Branscombe is one of East Devon’s most picturesque villages and claims to be England’s longest village. It is situated at the foot of two branching valleys. Narrow roads lead down a steep sided valley to Branscombe Mouth, which forms part of the Jurassic Coast. There is also a footpath across the fields. At this shingle beach is a car park and thatched café. This is an ideal place to relax.
A short walk along the beach, is the Hooken Landslip, (also called the Undercliff) a spectacular area of cliff collapse which occurred in 1789/1790. There are good walks east to Beer, either over the top of the cliffs overlooking Lyme Bay, or along the beach and then ascending the cliffs from the Undercliff.
The village, which only has approximately five hundred residents, has a Post Office, a school and two excellent pubs – the fourteenth century Masons Arms Hotel and The Fountain Head.
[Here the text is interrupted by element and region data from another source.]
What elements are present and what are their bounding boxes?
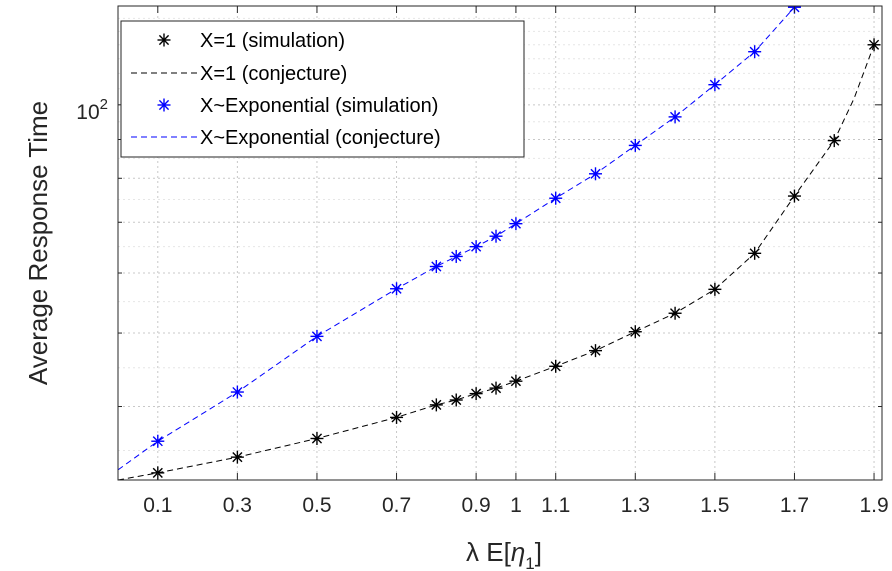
x-label-subscript: 1 (525, 554, 534, 571)
legend: X=1 (simulation) X=1 (conjecture) X~Expo… (120, 20, 525, 158)
data-point-s2-6 (469, 240, 483, 254)
series-line-1 (118, 44, 875, 480)
x-tick-label: 1.5 (700, 494, 729, 517)
data-point-s2-7 (489, 229, 503, 243)
x-axis-label: λ E[η1] (466, 537, 542, 571)
x-tick-label: 1.1 (541, 494, 570, 517)
legend-items (131, 33, 197, 138)
x-tick-label: 0.3 (223, 494, 252, 517)
data-point-s2-5 (449, 249, 463, 263)
data-point-s0-2 (310, 431, 324, 445)
legend-label-3: X~Exponential (conjecture) (200, 127, 441, 149)
data-point-s0-6 (469, 387, 483, 401)
data-point-s0-11 (628, 325, 642, 339)
data-point-s0-1 (230, 450, 244, 464)
x-tick-label: 0.1 (143, 494, 172, 517)
data-point-s2-13 (708, 78, 722, 92)
data-point-s0-17 (867, 38, 881, 52)
data-point-s2-10 (589, 167, 602, 181)
data-point-s0-13 (708, 282, 722, 296)
data-point-s2-14 (748, 45, 762, 59)
data-point-s2-9 (549, 191, 563, 205)
x-tick-label: 1.7 (780, 494, 809, 517)
y-tick-exponent: 2 (100, 96, 108, 113)
x-label-eta: η (511, 537, 525, 567)
data-point-s2-11 (628, 138, 642, 152)
x-label-close: ] (535, 537, 542, 567)
x-tick-label: 1.9 (859, 494, 888, 517)
data-point-s0-9 (549, 359, 563, 373)
data-point-s0-14 (748, 246, 762, 260)
x-tick-label: 1.3 (621, 494, 650, 517)
data-point-s2-2 (310, 329, 324, 343)
series-layer (118, 6, 881, 480)
x-label-lambda: λ (466, 537, 479, 567)
data-point-s0-3 (390, 410, 404, 424)
data-point-s0-15 (787, 189, 801, 203)
data-point-s2-8 (509, 217, 523, 231)
y-major-tick-label: 102 (76, 96, 108, 124)
data-point-s0-7 (489, 381, 503, 395)
data-point-s0-12 (668, 306, 682, 320)
plot-frame (117, 5, 883, 481)
legend-box (120, 20, 525, 158)
y-tick-label-100: 102 (76, 96, 108, 124)
data-point-s2-1 (230, 385, 244, 399)
data-point-s0-5 (449, 393, 463, 407)
x-tick-label: 0.9 (462, 494, 491, 517)
data-point-s0-4 (429, 398, 443, 412)
x-label-e: E[ (486, 537, 511, 567)
data-point-s2-3 (390, 282, 404, 296)
y-tick-base: 10 (76, 101, 99, 124)
legend-marker-0 (157, 33, 171, 47)
tick-layer: 0.1 0.3 0.5 0.7 0.9 1 1.1 1.3 1.5 1.7 1.9 (118, 6, 889, 517)
data-point-s0-16 (827, 134, 841, 148)
x-tick-label: 0.5 (302, 494, 331, 517)
data-point-s2-0 (151, 434, 165, 448)
data-point-s2-12 (668, 110, 682, 124)
data-point-s0-10 (589, 344, 602, 358)
x-tick-label: 0.7 (382, 494, 411, 517)
legend-label-0: X=1 (simulation) (200, 30, 345, 52)
data-point-s0-0 (151, 466, 165, 480)
legend-label-1: X=1 (conjecture) (200, 63, 347, 85)
legend-marker-2 (157, 98, 171, 112)
data-point-s0-8 (509, 374, 523, 388)
x-tick-label: 1 (510, 494, 522, 517)
y-axis-label: Average Response Time (23, 101, 53, 385)
data-point-s2-4 (429, 259, 443, 273)
legend-label-2: X~Exponential (simulation) (200, 95, 438, 117)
Saint Winifred’s Church, in the upper part of the village, was built between 1133 and 1160. This Norman structure has commanding views to the coast. Just along from the church, are rows of thatched cottages, which are bedecked with flowers in the summer.
The National Trust, as well as preserving the beach and the cliffs, owns The Old Bakery, which serves excellent lunches and teas and the water-powered Manor Mill and thatched forge – a lovely two hundred year old settlement containing a working forge. Branscombe was a well kept secret until 20th January 2007, when the MSC Napoli was forced to beach at Branscombe, after being structurally damaged in a storm. It was not thought that the Napoli, a container ship, could reach Portland before sinking. Beaching allowed the salvage of the Napoli’s 2,394 containers. News spread rapidly and Branscombe was soon inundated by “scavengers” from all over the United Kingdom, who seized the opportunity to plunder such items as, BMW motorbikes and cat food from the wreck. Fortunately, there is no sign that the wreck took place at Branscombe, apart from Napoli’s anchor, which was presented to the people of Branscombe by the ship owners.